Dear Annie: Recently, I drove across town to see my brother and sister-in-law’s new home. When I arrived, I handed my sister-in-law a small housewarming gift. She said thank you and put it down on the kitchen countertop.
I visited for more than an hour and she never once looked in the gift bag. Isn’t it good manners to open a present in front of the person who gave it to you? My feelings were hurt, but she did call me later to thank me for the lovely picture frame. So, was she rude or am I being too sensitive? Miffed in Miami
Dear Miffed: You are too sensitive. It would have been appropriate for your sister-in-law to open the gift in your presence, but it was not mandatory. We are sure she didn’t intend to hurt your feelings, so we hope you can forgive her.
Dear Annie: I’ve read every letter in your column from abused women who wish their men would change. The only way that’s going to happen is with counseling. I know because I am a former abuser. Getting arrested was the best thing that happened to me because I went through court-ordered counseling. I didn’t like myself after I committed acts of abuse, but was too proud to seek help on my own.
I always told myself it wasn’t my problem — she made me mad and deserved what she got. But when I went to counseling with other men who had committed similar atrocities, I realized it was my fault. I was asked whether I would do to someone else what I did to my wife. The answer was no. I was asked whether her behavior meant she deserved a beating from someone else. Again, no. Having to admit every week that I was an abuser made me face facts. Once I made that leap, I was able to begin the long road to change.
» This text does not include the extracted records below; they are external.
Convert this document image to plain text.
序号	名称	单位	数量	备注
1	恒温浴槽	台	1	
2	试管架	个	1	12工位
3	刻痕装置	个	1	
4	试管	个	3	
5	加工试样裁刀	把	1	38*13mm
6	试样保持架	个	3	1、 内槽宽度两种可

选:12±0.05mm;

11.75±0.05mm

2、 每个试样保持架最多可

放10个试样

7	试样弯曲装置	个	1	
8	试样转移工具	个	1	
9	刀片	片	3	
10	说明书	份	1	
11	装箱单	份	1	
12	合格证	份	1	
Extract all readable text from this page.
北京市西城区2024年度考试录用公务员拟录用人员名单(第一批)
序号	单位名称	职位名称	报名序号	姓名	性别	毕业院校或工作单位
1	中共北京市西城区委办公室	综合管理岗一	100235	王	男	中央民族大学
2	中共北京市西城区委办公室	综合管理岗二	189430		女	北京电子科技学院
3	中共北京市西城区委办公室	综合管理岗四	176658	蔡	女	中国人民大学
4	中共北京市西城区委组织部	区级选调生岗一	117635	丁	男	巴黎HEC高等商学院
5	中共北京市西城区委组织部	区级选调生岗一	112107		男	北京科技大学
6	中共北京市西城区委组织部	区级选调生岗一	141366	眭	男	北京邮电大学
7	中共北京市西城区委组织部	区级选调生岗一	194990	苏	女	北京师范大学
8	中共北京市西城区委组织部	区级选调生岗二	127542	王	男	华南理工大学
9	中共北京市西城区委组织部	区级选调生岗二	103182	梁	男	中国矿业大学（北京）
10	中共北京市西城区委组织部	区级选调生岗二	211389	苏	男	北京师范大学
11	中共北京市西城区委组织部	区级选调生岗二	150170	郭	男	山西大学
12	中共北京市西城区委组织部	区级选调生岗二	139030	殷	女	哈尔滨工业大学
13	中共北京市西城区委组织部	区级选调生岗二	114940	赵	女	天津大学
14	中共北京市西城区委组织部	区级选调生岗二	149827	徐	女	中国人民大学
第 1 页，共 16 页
Since therapy, I’ve never raised my hand to a loved one, not even my dog. I’m no longer with my wife, but my relationships with women are much better. My adult children will tell you I’m a changed man. When I become serious with a woman, I tell her about my past and say if I ever hurt her she should call the police immediately. I’ll deserve that. California
Dear California: Thank you for a frank and honest letter. It is encouraging to know that abusers can reform, and we sincerely hope you never again raise your hand to another living being.